The maritime sector is a conservative one, disinclined toward change they perceive as a risk to the sector model and not as an opportunity. Digitalisation was initially considered as a potential hazard rather than an advancement. However, practice, as well as parallel industries such as aerospace and railway, has proven that the digital process not only generates innovation, efficiency, and service improvement, but also sustainability. Numerous opportunities arise from emerging technologies that help facilitate the net zero goal. Such opportunities in the maritime sector include the implementation of Internet on Ships, the development and operations of autonomous ships, the increased interest in health monitoring and management tools, and the necessity to guarantee environmental management and resource efficiency.
Of course, these opportunities are only possible when maritime stakeholders become critical of their current strategies. Strategies that need to be adapted in a way that ensures efficient and sustainable operations whilst simultaneously maintaining increased competitiveness. In fact, introducing new and novel technologies can assist in this regard. Smart Maintenance, for example, is fuelled by digitalisation and has undoubtedly proven to be beneficial in enhancing ship Operations & Maintenance (O&M) activities; increasing vessel efficiency while safeguarding cost-effectiveness 3.
Smart Maintenance within the maritime sector can be roughly defined as the analysis of data obtained from multiple sources (e.g., Internet of Ships, crew members availability database, asset inventory lists, and so on) to visualise, automate, and optimise decision alternatives in relation to O&M activities through software systems 4. It determines the condition of the marine machinery through data analysis to promote an improvement in maintenance actions. With an increase in data accessibility through digitalisation, data-driven models can be widely applied, and thus expand within this industrial sector concepts like Smart Maintenance and those akin to it. Smart Maintenance is a field that demonstrated its ability to enhance efficiency, reliability, profitability, and performance of a vessel, while facilitating the emissions reduction all along its operational lifetime 5.

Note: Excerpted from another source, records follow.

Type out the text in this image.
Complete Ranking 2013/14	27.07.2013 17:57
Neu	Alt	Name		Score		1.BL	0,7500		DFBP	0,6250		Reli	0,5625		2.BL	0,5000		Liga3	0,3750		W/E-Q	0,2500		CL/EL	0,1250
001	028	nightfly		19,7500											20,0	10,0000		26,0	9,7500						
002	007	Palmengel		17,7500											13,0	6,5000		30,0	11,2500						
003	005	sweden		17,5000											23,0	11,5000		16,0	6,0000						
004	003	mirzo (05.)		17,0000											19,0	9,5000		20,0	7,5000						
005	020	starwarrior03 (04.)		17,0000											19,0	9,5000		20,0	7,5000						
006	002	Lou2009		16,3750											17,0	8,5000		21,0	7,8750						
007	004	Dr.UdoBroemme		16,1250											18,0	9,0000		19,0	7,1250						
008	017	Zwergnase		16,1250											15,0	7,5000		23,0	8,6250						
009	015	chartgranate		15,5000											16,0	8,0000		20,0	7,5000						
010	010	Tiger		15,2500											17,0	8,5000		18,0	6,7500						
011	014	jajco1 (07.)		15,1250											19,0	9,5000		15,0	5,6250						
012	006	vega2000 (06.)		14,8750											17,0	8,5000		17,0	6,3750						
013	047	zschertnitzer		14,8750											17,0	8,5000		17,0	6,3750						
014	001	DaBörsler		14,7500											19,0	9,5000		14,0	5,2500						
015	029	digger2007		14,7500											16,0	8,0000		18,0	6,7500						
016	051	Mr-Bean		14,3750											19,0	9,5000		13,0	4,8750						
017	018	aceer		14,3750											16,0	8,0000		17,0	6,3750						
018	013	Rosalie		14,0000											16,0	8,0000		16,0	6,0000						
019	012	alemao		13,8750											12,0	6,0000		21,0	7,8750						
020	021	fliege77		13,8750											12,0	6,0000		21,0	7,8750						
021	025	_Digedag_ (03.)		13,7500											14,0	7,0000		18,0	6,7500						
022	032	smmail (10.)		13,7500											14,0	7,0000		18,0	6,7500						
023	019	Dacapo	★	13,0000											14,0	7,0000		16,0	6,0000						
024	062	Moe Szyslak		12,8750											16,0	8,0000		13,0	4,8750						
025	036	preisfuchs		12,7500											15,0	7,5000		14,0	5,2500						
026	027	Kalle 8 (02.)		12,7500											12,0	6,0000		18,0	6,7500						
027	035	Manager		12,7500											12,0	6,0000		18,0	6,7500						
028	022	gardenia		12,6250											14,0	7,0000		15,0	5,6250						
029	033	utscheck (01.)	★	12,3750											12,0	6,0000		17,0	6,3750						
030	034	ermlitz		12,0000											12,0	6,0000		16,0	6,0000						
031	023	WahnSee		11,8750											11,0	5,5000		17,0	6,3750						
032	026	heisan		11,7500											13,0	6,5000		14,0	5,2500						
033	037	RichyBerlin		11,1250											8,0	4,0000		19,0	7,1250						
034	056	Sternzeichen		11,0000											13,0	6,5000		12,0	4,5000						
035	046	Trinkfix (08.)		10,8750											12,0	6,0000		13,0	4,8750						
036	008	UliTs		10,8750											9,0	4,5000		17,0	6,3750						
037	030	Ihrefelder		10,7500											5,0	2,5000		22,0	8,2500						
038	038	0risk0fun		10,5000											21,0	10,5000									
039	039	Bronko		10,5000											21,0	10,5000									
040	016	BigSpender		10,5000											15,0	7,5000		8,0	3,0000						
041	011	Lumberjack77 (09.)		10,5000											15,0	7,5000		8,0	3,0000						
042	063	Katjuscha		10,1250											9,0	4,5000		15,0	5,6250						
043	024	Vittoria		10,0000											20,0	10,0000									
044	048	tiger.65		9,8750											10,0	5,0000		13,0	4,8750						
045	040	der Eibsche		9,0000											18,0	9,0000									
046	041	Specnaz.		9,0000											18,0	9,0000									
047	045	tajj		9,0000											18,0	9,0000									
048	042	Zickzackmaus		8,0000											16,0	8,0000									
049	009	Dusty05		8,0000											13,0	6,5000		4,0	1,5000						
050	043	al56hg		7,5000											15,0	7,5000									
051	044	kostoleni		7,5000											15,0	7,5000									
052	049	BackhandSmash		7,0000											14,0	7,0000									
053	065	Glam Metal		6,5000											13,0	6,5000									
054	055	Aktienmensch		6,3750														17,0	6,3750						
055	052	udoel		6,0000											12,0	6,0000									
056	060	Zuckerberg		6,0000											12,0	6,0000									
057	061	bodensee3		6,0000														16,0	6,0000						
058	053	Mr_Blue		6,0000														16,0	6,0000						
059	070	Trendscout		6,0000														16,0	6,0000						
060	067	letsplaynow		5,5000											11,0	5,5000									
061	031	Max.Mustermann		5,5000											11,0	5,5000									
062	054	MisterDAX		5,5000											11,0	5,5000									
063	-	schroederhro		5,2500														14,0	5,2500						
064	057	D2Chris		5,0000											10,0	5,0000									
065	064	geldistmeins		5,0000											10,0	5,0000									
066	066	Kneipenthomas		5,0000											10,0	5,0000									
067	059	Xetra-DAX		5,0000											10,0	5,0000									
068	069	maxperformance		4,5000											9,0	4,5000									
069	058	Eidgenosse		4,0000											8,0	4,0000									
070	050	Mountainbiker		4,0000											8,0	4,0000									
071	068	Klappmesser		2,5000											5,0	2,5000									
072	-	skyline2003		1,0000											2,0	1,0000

Digitalisation initiatives and data sharing can also provide new opportunities by connecting carriers, ports, people, and infrastructure through emerging technologies; technologies which enable the development of other smart concepts to the same degree of Smart Maintenance. These concepts include Smart Ships, Smart Transportation, and Smart Ports. Traditional ships will be transformed into Smart Ships that are either partially or fully automated. Smart Transportation implements computing, telecommunications, radiolocation, and automation technologies so that performance, management, and security in transportation systems are enhanced. Similarly, a combination of wireless devices, smart sensors, actuators, data centres, and other Internet of Things (IoT)-based port devices, will constitute the main infrastructure of smart ports, thus providing port authorities with more reliable information and new services offered to their clients.
While such concepts may initially sound futuristic, they are starting to become a fact. The port of Rotterdam, for instance, utilises IoT-based sensors for enabling augmented intelligence and generating digital twins, while the Seville port exploits mobile network technology for monitoring goods and traffic in the port in real time 6.
Though not without its challenges (cyber security threats, mid-ocean internet connectivity issues, and unreliable data being notable trials to contend with), the transition toward maritime digitalisation is foreseeable and essential, with the benefits significantly outweighing the difficulties. Given all these emergent technologies, there is no doubt that the maritime industry as we know it today will be near unrecognisable in the coming years. The question is, can digitalisation be the main driving force behind the industry’s more sustainable future?